From being overworked to being undervalued and overlooked, Dr. Pitsavas described a myriad of things that “created a toxic environment and unhealthy place to come to work,” leading them to quit their job.
“This is not just my experience. Many of my colleagues are too afraid to speak up, and I’ve sometimes tried to be their voice … It is not only one clinician, a lot of my colleagues wish they could leave, they just can’t right now,” shared Dr. Pitsavas.
Leaving their job as a clinical psychologist was not an option for Dr. Pitsavas until January, when their graduate school student loans were discharged, allowing them to “get out of the cage.”

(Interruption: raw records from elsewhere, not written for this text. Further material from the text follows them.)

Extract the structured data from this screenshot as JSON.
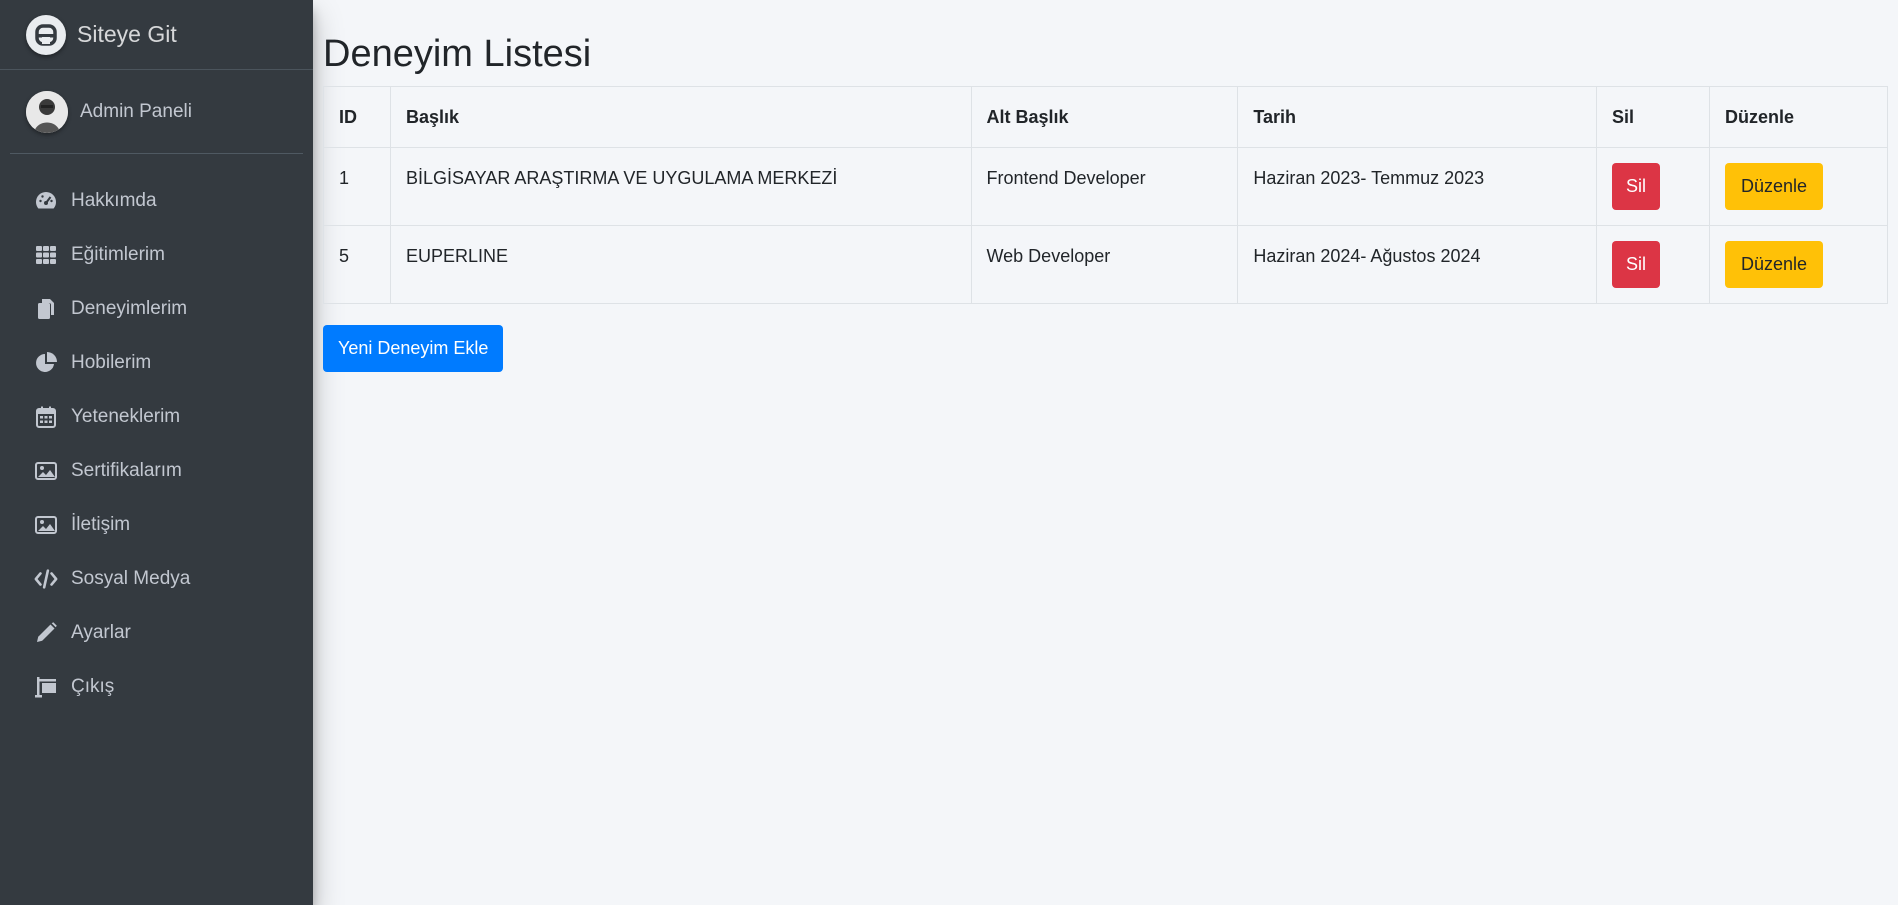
{
  "sidebar": {
    "brand": "Siteye Git",
    "user": "Admin Paneli",
    "items": [
      {
        "label": "Hakkımda",
        "icon": "tachometer-icon"
      },
      {
        "label": "Eğitimlerim",
        "icon": "grid-icon"
      },
      {
        "label": "Deneyimlerim",
        "icon": "copy-icon"
      },
      {
        "label": "Hobilerim",
        "icon": "pie-chart-icon"
      },
      {
        "label": "Yeteneklerim",
        "icon": "calendar-icon"
      },
      {
        "label": "Sertifikalarım",
        "icon": "image-icon"
      },
      {
        "label": "İletişim",
        "icon": "image-icon"
      },
      {
        "label": "Sosyal Medya",
        "icon": "code-icon"
      },
      {
        "label": "Ayarlar",
        "icon": "pencil-icon"
      },
      {
        "label": "Çıkış",
        "icon": "sign-icon"
      }
    ]
  },
  "main": {
    "title": "Deneyim Listesi",
    "table": {
      "headers": [
        "ID",
        "Başlık",
        "Alt Başlık",
        "Tarih",
        "Sil",
        "Düzenle"
      ],
      "rows": [
        {
          "id": "1",
          "title": "BİLGİSAYAR ARAŞTIRMA VE UYGULAMA MERKEZİ",
          "subtitle": "Frontend Developer",
          "date": "Haziran 2023- Temmuz 2023"
        },
        {
          "id": "5",
          "title": "EUPERLINE",
          "subtitle": "Web Developer",
          "date": "Haziran 2024- Ağustos 2024"
        }
      ],
      "delete_label": "Sil",
      "edit_label": "Düzenle"
    },
    "add_button": "Yeni Deneyim Ekle"
  },
  "colors": {
    "sidebar_bg": "#343a40",
    "danger": "#dc3545",
    "warning": "#ffc107",
    "primary": "#007bff"
  }
}
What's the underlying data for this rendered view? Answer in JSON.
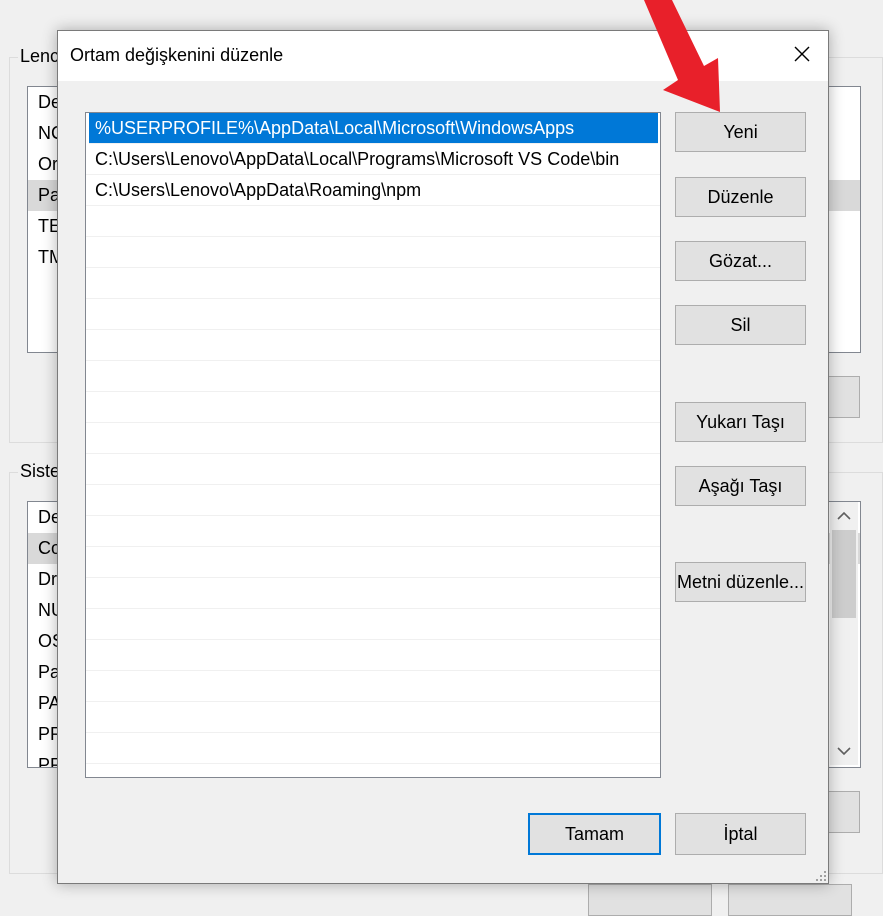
{
  "background": {
    "user_group_title": "Lenc",
    "user_vars": [
      "De",
      "NC",
      "Or",
      "Pa",
      "TE",
      "TM"
    ],
    "system_group_title": "Siste",
    "system_vars": [
      "De",
      "Co",
      "Dr",
      "NU",
      "OS",
      "Pa",
      "PA",
      "PR",
      "PR"
    ]
  },
  "dialog": {
    "title": "Ortam değişkenini düzenle",
    "close_glyph": "✕",
    "paths": [
      "%USERPROFILE%\\AppData\\Local\\Microsoft\\WindowsApps",
      "C:\\Users\\Lenovo\\AppData\\Local\\Programs\\Microsoft VS Code\\bin",
      "C:\\Users\\Lenovo\\AppData\\Roaming\\npm"
    ],
    "selected_index": 0,
    "buttons": {
      "new": "Yeni",
      "edit": "Düzenle",
      "browse": "Gözat...",
      "delete": "Sil",
      "move_up": "Yukarı Taşı",
      "move_down": "Aşağı Taşı",
      "edit_text": "Metni düzenle..."
    },
    "ok": "Tamam",
    "cancel": "İptal"
  },
  "colors": {
    "selection": "#0078d7",
    "annotation_arrow": "#e8202a"
  },
  "icons": [
    "close-icon",
    "red-arrow-icon",
    "resize-grip-icon",
    "scroll-up-icon",
    "scroll-down-icon"
  ]
}
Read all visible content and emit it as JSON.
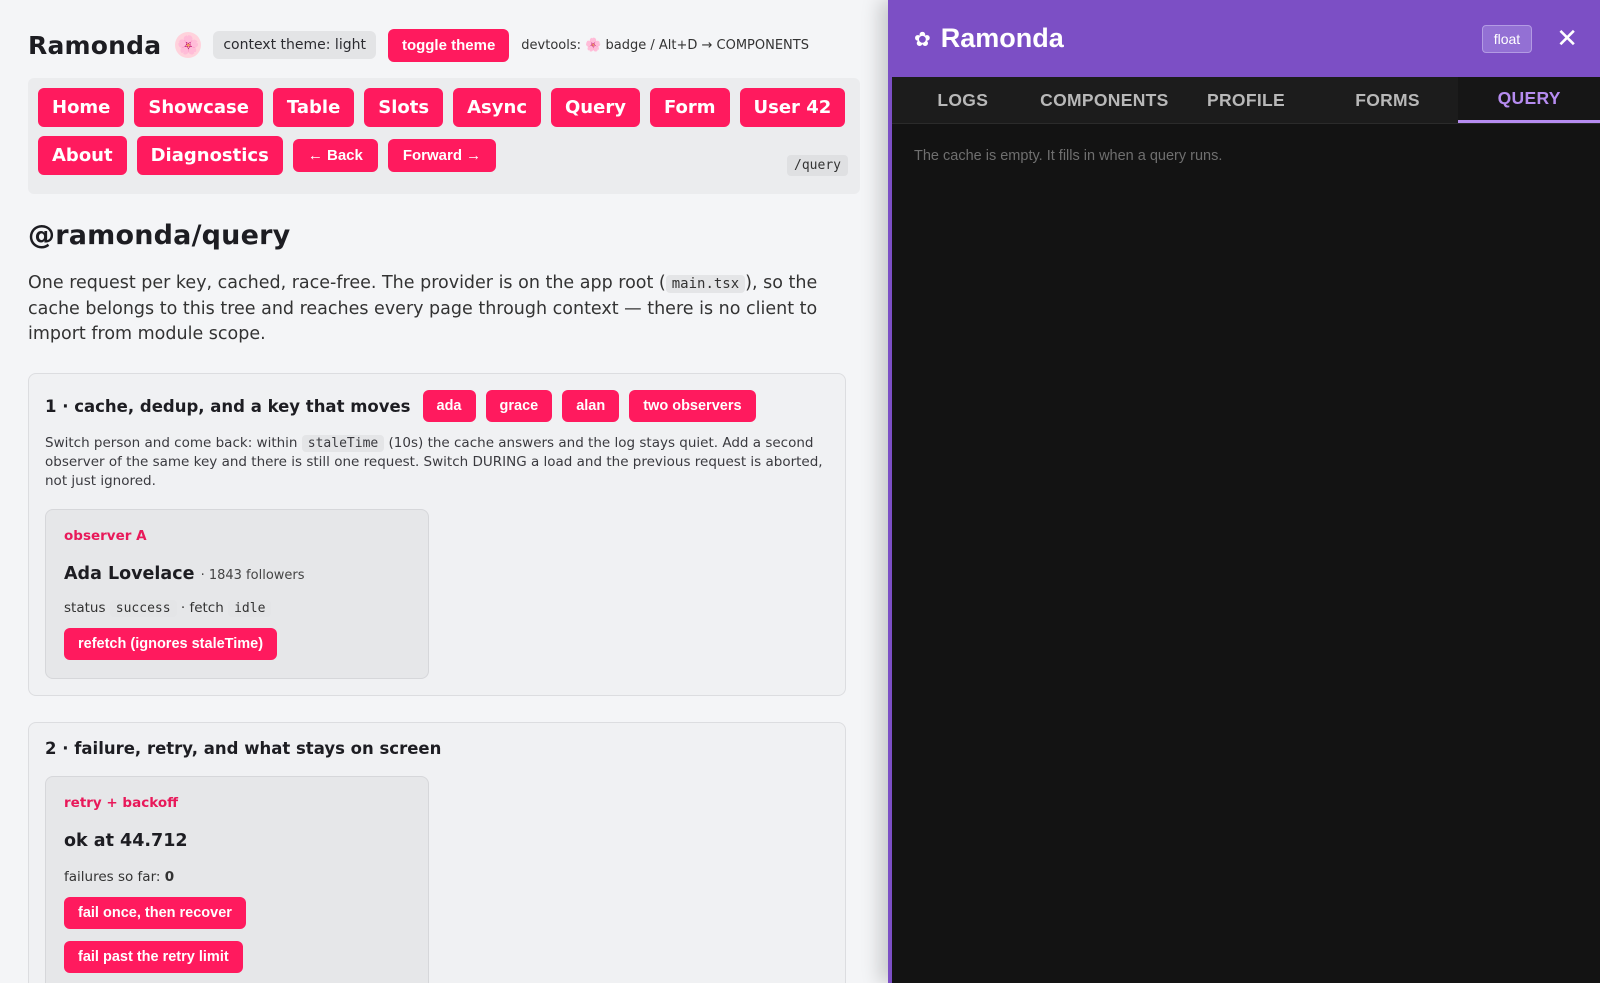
{
  "app": {
    "brand": "Ramonda",
    "flower_icon": "🌸",
    "theme_pill": "context theme: light",
    "toggle_theme": "toggle theme",
    "devtools_hint_prefix": "devtools:",
    "devtools_hint_flower": "🌸",
    "devtools_hint_suffix": "badge / Alt+D → COMPONENTS"
  },
  "nav": {
    "row1": [
      "Home",
      "Showcase",
      "Table",
      "Slots",
      "Async",
      "Query",
      "Form",
      "User 42"
    ],
    "row2": [
      "About",
      "Diagnostics"
    ],
    "back": "← Back",
    "forward": "Forward →",
    "route": "/query"
  },
  "page": {
    "title": "@ramonda/query",
    "lead_part1": "One request per key, cached, race-free. The provider is on the app root (",
    "lead_code": "main.tsx",
    "lead_part2": "), so the cache belongs to this tree and reaches every page through context — there is no client to import from module scope."
  },
  "section1": {
    "title": "1 · cache, dedup, and a key that moves",
    "chips": [
      "ada",
      "grace",
      "alan",
      "two observers"
    ],
    "desc_part1": "Switch person and come back: within",
    "desc_code": "staleTime",
    "desc_part2": "(10s) the cache answers and the log stays quiet. Add a second observer of the same key and there is still one request. Switch DURING a load and the previous request is aborted, not just ignored.",
    "observer": {
      "label": "observer A",
      "name": "Ada Lovelace",
      "meta": "· 1843 followers",
      "status_label": "status",
      "status_value": "success",
      "fetch_label": "· fetch",
      "fetch_value": "idle",
      "refetch_button": "refetch (ignores staleTime)"
    }
  },
  "section2": {
    "title": "2 · failure, retry, and what stays on screen",
    "box": {
      "label": "retry + backoff",
      "result": "ok at 44.712",
      "failures_label": "failures so far:",
      "failures_value": "0",
      "buttons": [
        "fail once, then recover",
        "fail past the retry limit"
      ]
    }
  },
  "devtools": {
    "logo_icon": "✿",
    "title": "Ramonda",
    "float_button": "float",
    "close_icon": "✕",
    "tabs": [
      "LOGS",
      "COMPONENTS",
      "PROFILE",
      "FORMS",
      "QUERY"
    ],
    "active_tab": "QUERY",
    "empty_message": "The cache is empty. It fills in when a query runs."
  },
  "colors": {
    "accent_pink": "#ff1a5e",
    "devtools_purple": "#7c4fc5",
    "active_tab": "#b68cf0"
  }
}
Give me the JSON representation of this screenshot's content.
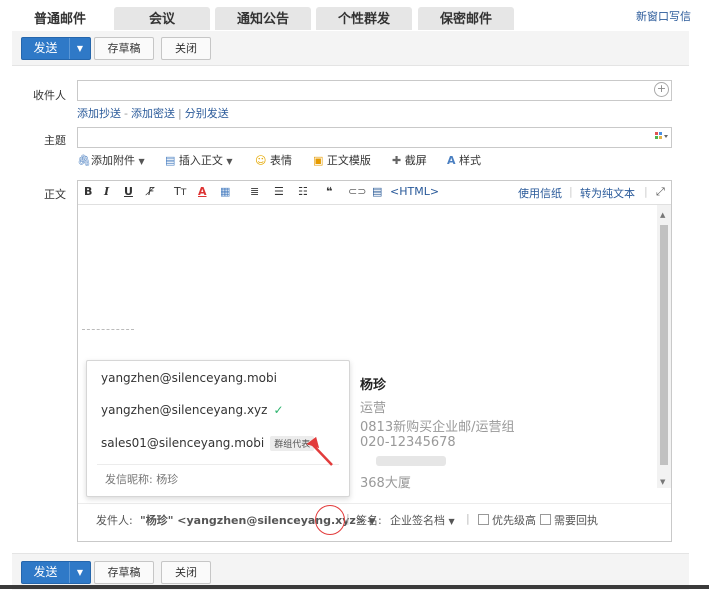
{
  "tabs": [
    {
      "label": "普通邮件",
      "active": true
    },
    {
      "label": "会议",
      "active": false
    },
    {
      "label": "通知公告",
      "active": false
    },
    {
      "label": "个性群发",
      "active": false
    },
    {
      "label": "保密邮件",
      "active": false
    }
  ],
  "header": {
    "new_window": "新窗口写信"
  },
  "toolbar": {
    "send": "发送",
    "save_draft": "存草稿",
    "close": "关闭"
  },
  "form": {
    "recipient_label": "收件人",
    "add_cc": "添加抄送",
    "add_bcc": "添加密送",
    "separate_send": "分别发送",
    "link_sep1": "-",
    "link_sep2": "|",
    "subject_label": "主题",
    "body_label": "正文"
  },
  "attach_bar": {
    "add_attachment": "添加附件",
    "insert_body": "插入正文",
    "emoji": "表情",
    "template": "正文模版",
    "screenshot": "截屏",
    "style": "样式"
  },
  "editor_toolbar": {
    "bold": "B",
    "italic": "I",
    "underline": "U",
    "html": "<HTML>",
    "use_letterhead": "使用信纸",
    "to_plain": "转为纯文本"
  },
  "signature": {
    "name": "杨珍",
    "title": "运营",
    "dept": "0813新购买企业邮/运营组",
    "phone": "020-12345678",
    "location": "368大厦"
  },
  "sender_row": {
    "sender_label": "发件人:",
    "sender_value": "\"杨珍\" <yangzhen@silenceyang.xyz>",
    "sender_caret": "▼",
    "sep": "|",
    "signature_label": "签名:",
    "signature_value": "企业签名档",
    "priority": "优先级高",
    "receipt": "需要回执"
  },
  "dropdown": {
    "items": [
      {
        "email": "yangzhen@silenceyang.mobi"
      },
      {
        "email": "yangzhen@silenceyang.xyz",
        "check": "✓"
      },
      {
        "email": "sales01@silenceyang.mobi",
        "badge": "群组代表"
      }
    ],
    "nickname": "发信昵称: 杨珍"
  },
  "colors": {
    "accent": "#2f79c7",
    "link": "#2a5a9a",
    "annotation": "#e23b3b",
    "check": "#2bb36d"
  }
}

Dr. Pitsavas explained that their job as a clinical psychologist at CAPS “was affecting me, my home life and to be honest, I deserve better. I hope we now have a new person who seems to be honestly committed to changing the culture and environment.”
After spending almost eight years serving the UCR student body, Dr. Pitsavas struggled with their decision to leave. “This is where I wanted to work. I didn’t apply anywhere else. I stuck with it until I came in, and from the beginning, I realized that this department was not at all what I had hoped for or expected,” expressed Dr. Pitsavas.
Dr. Pitsavas questioned how a workforce that is “getting mistreated, burdened, in some cases, abused, disregarded and invalidated” is supposed to adequately provide mental health support to UCR’s student body.
They continued, sharing that “the UCR student body in particular is not a privileged community … We have students struggling to survive. They are so resilient. They face so much adversity on many levels. As a mental health provider, I wanted to be here to provide them with support … That’s who I wanted to help, and that’s who most of my colleagues at the counseling center want to help.”
Looking to the future, Dr. Pitsavas hopes that the environment at UCR will change: “I feel like my soul will be completely dead [if I keep working here], so I’m not going to be here to see it, but I hope it changes, because you guys have a lot of talent among the clinicians, and your university is bleeding good talent out.”
Dr. Pitsavas encouraged the student body to “remain curious and aware,” and to come out to support the unions striking on campus. “If students turned out in big numbers supporting the union, the university would not be doing what it tries to do, which is to write us out … if students mobilize more … it would make a huge difference. Look at how small we are now. Many [workers] can’t come anymore. They can’t afford it, but [students] have the power.”
Professor Rodríguez echoed similar sentiments, emphasizing that student solidarity is crucial to May Day. He expressed, “I’m really happy to see the number of students who have come through and joined the picket line. I think this gives us a sense of how to build on expressions of solidarity so that we can see people who work at the campus, people who teach at the campus, and people who study there, all existing together, moving together, and supporting each other. That’s true solidarity.”